Monsieur le Président,

“Nous avons l’honneur, au nom des partis signataires du Manifeste pour la Refondation, de vous interpeller en votre qualité de président du Conseil constitutionnel garant de la loi fondamentale, sur les maux qui affligent notre processus démocratique et sur lesquels votre institution ne saurait marchander ses secours.
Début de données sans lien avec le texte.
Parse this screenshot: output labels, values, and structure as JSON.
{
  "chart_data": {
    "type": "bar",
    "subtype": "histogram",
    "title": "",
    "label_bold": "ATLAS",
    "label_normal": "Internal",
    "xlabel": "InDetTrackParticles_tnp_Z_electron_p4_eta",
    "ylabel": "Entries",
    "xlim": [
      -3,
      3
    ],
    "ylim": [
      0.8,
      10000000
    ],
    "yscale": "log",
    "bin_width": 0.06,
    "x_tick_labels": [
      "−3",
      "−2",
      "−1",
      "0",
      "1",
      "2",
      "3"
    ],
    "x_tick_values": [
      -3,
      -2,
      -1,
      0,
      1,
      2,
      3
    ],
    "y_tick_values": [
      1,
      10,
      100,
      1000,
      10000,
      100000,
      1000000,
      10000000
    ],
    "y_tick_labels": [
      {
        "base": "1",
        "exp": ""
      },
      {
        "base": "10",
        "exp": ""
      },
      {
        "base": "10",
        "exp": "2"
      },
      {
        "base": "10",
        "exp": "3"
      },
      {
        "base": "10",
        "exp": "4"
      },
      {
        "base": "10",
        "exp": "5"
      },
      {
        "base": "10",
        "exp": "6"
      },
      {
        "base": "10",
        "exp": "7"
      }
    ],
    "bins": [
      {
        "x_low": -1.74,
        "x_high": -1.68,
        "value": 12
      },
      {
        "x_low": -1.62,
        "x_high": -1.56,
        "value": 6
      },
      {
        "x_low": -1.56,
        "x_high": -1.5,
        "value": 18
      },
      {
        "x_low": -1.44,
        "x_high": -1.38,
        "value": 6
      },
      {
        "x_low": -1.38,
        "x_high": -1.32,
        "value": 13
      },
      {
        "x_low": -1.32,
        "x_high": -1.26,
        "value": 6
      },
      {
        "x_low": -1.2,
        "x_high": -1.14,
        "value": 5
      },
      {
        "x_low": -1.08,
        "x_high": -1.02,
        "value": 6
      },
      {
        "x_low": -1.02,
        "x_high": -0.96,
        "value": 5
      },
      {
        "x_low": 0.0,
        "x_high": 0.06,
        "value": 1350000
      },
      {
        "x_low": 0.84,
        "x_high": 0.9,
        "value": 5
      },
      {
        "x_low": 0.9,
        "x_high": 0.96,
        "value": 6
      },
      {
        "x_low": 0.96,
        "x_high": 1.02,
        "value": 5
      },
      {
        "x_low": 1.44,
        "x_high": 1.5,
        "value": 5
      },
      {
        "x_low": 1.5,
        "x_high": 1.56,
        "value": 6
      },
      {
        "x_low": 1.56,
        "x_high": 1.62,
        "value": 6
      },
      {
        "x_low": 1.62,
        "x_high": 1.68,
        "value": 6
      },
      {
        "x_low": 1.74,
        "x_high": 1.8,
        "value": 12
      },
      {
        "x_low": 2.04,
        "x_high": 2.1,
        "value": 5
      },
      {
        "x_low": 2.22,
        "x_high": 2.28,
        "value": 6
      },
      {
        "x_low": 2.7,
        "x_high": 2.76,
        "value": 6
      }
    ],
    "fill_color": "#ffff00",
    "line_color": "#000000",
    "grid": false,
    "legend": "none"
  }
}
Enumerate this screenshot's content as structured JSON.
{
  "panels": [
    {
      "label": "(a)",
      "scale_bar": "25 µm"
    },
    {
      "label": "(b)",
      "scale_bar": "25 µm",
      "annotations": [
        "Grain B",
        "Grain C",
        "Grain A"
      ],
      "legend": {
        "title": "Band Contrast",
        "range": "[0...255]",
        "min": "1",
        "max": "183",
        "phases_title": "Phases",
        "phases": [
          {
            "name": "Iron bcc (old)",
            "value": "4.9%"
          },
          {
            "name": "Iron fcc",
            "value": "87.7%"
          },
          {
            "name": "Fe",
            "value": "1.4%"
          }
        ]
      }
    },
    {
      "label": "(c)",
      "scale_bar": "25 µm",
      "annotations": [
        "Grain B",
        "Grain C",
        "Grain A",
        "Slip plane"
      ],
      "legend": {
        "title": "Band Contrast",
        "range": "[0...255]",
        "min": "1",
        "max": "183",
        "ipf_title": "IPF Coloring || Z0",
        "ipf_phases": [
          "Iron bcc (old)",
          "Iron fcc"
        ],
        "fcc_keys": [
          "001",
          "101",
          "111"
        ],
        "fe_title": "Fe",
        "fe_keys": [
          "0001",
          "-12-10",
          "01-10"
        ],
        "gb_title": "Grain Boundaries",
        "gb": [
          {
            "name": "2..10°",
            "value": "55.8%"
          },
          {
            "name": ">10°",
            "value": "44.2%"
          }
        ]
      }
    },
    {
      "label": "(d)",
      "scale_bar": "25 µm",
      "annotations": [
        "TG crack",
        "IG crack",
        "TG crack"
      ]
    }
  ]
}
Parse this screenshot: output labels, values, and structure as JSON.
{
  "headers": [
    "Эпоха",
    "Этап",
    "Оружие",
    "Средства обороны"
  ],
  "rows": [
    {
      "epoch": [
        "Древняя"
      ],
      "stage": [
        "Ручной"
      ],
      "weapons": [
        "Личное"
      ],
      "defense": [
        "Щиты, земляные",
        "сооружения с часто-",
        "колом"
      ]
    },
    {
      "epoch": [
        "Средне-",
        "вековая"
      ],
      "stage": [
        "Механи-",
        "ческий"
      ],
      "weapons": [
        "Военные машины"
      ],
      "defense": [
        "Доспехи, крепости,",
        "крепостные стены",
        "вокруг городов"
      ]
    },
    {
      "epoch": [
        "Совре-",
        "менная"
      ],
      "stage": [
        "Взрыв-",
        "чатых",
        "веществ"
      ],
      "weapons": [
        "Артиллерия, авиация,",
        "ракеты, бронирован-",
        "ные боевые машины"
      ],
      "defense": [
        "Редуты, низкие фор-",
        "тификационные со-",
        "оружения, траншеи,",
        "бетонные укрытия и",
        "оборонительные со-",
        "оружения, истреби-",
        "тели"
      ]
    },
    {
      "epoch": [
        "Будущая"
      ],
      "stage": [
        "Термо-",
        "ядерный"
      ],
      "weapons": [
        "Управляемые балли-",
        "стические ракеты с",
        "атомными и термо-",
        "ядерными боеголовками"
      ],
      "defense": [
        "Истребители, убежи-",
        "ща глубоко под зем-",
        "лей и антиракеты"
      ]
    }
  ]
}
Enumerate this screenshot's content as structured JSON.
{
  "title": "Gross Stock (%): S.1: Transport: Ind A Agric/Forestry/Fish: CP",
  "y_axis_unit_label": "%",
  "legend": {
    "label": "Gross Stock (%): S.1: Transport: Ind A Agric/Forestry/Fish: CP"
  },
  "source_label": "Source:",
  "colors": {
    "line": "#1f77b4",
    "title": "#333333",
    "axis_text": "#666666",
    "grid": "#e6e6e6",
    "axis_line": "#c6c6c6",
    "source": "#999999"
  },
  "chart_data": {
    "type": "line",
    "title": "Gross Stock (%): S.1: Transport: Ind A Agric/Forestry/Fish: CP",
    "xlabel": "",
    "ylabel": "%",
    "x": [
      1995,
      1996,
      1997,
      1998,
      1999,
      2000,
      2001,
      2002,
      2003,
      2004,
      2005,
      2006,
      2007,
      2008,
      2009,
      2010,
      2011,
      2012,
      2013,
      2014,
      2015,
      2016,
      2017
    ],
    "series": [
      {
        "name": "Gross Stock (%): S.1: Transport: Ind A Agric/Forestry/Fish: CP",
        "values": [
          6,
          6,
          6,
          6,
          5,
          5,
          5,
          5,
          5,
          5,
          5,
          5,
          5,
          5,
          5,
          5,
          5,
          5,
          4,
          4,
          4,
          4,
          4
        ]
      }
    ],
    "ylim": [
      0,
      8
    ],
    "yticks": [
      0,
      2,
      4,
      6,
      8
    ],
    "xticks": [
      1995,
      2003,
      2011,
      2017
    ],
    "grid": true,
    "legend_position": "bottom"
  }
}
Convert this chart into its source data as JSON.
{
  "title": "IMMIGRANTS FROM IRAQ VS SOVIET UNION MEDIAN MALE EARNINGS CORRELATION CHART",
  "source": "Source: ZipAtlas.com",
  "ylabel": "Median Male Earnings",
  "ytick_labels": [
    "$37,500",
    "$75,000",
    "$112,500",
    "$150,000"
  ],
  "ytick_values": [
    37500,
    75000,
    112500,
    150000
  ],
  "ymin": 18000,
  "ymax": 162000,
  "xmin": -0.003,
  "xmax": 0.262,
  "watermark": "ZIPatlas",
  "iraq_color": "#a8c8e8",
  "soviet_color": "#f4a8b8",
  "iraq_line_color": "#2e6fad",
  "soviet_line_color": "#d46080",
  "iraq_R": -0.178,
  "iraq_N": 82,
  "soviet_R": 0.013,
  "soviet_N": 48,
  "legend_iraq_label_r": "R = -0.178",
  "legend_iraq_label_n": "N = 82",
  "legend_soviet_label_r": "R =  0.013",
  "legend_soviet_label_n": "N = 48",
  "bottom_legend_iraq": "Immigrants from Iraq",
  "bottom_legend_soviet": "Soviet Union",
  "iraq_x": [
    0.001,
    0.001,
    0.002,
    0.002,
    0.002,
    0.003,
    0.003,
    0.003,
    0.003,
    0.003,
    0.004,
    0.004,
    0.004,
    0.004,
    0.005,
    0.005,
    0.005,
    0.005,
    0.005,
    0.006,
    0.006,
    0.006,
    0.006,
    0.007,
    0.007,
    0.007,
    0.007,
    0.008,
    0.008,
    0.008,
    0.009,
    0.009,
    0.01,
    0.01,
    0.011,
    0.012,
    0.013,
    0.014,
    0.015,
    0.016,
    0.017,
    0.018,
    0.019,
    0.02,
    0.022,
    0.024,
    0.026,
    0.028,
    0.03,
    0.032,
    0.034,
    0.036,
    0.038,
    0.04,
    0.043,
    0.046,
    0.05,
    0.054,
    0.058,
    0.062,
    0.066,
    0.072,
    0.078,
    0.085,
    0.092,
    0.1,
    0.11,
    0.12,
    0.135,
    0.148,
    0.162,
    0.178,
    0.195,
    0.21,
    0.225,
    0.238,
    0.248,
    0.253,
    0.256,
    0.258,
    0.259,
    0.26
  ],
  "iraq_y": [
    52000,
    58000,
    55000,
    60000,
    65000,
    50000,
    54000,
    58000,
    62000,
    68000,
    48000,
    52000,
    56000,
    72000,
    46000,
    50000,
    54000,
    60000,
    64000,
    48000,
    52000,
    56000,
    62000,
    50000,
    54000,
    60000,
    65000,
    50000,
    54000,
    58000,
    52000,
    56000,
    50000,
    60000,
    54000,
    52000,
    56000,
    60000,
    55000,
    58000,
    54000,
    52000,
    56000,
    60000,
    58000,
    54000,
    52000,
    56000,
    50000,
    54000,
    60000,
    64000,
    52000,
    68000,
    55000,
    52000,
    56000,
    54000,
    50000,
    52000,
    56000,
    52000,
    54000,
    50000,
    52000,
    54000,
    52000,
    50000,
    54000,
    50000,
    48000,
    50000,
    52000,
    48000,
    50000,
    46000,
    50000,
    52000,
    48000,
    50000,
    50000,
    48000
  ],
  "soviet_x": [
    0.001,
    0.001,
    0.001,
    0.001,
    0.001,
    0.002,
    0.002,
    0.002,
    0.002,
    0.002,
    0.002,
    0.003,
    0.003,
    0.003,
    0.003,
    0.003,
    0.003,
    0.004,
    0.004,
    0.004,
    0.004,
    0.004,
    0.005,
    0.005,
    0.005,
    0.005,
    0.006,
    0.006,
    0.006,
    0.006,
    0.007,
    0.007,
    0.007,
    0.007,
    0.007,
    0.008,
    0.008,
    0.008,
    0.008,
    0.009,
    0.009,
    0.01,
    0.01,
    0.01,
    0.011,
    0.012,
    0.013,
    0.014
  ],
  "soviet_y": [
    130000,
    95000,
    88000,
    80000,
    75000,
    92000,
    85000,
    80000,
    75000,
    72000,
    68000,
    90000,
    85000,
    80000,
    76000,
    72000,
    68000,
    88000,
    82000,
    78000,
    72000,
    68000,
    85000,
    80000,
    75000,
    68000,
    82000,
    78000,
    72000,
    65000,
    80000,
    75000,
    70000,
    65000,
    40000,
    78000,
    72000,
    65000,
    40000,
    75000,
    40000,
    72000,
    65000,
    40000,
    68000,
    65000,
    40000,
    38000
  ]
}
Ainsi que nous le relevions il y a deux ans, au moment du lancement dudit Manifeste, nous observons que le pays reste en manque de réformes structurelles, puisque connaissant toujours des effervescences multiples qui confirment des risques de rupture d’harmonie préjudiciables à la paix sociale. Aujourd’hui, sur le front politique, des mobilisations se dessinent par rapport à l’article 37, les unes voulant son déverrouillage, les autres, son maintien en l’état voire sa sanctuarisation.

Cette contestation dépasse maintenant le cadre strictement politique pour gagner tous les secteurs de la vie nationale tant la république monarchique en édification rencontre la désapprobation générale. Des objections de nature politique, économique, sociale, on en voit en effet s’exprimer de manière générale sur la façon de gouverner le pays dans le mépris des droits fondamentaux des citoyens. Ainsi, la crise, que provoque dans la crise la question de la Taxe de développement communal (TDC), n’est pas seulement une remise en cause de la politique fiscale du pays ; elle s’attaque à la nature d’une gouvernance qui ne fait pas de la redistribution sociale sa priorité.

La cacophonie qui a résulté des annonces et propositions converties pour certaines en lois en 2009 pour être rapportées, comme la loi sur le vote des Burkinabè de l’extérieur, est un signe probant de déphasage institutionnel qu’on ne devrait pas observer dans le cadre d’un régime parlementaire qui, comme le nôtre, repose sur la rationalisation des pouvoirs. Cette déprime en est aujourd’hui à se traduire notamment en un rejet de la politique et de la façon dont elle est mise en œuvre dans notre pays. Et la grande bouderie des inscriptions sur les listes électorales (malgré les portes-à-portes, les inscriptions à la hussarde, les incitations financières et autres) constitue un signal parmi d’autres qu’il est temps de revoir la machine de notre gouvernance.
Monsieur le Président,

Si les acteurs politiques, de la société civile et les citoyens en général ont été sollicités par les signataires du Manifeste dans l’action de persuasion à entreprendre pour en arriver à la Refondation, des organes d’Etat (Exécutif, Législatif) l’ont également été. Nous vous adressons la présente comme un ultime recours, en appelant à l’implication conséquente de votre institution dans le sursaut patriotique en marche pour la sauvegarde de notre démocratie.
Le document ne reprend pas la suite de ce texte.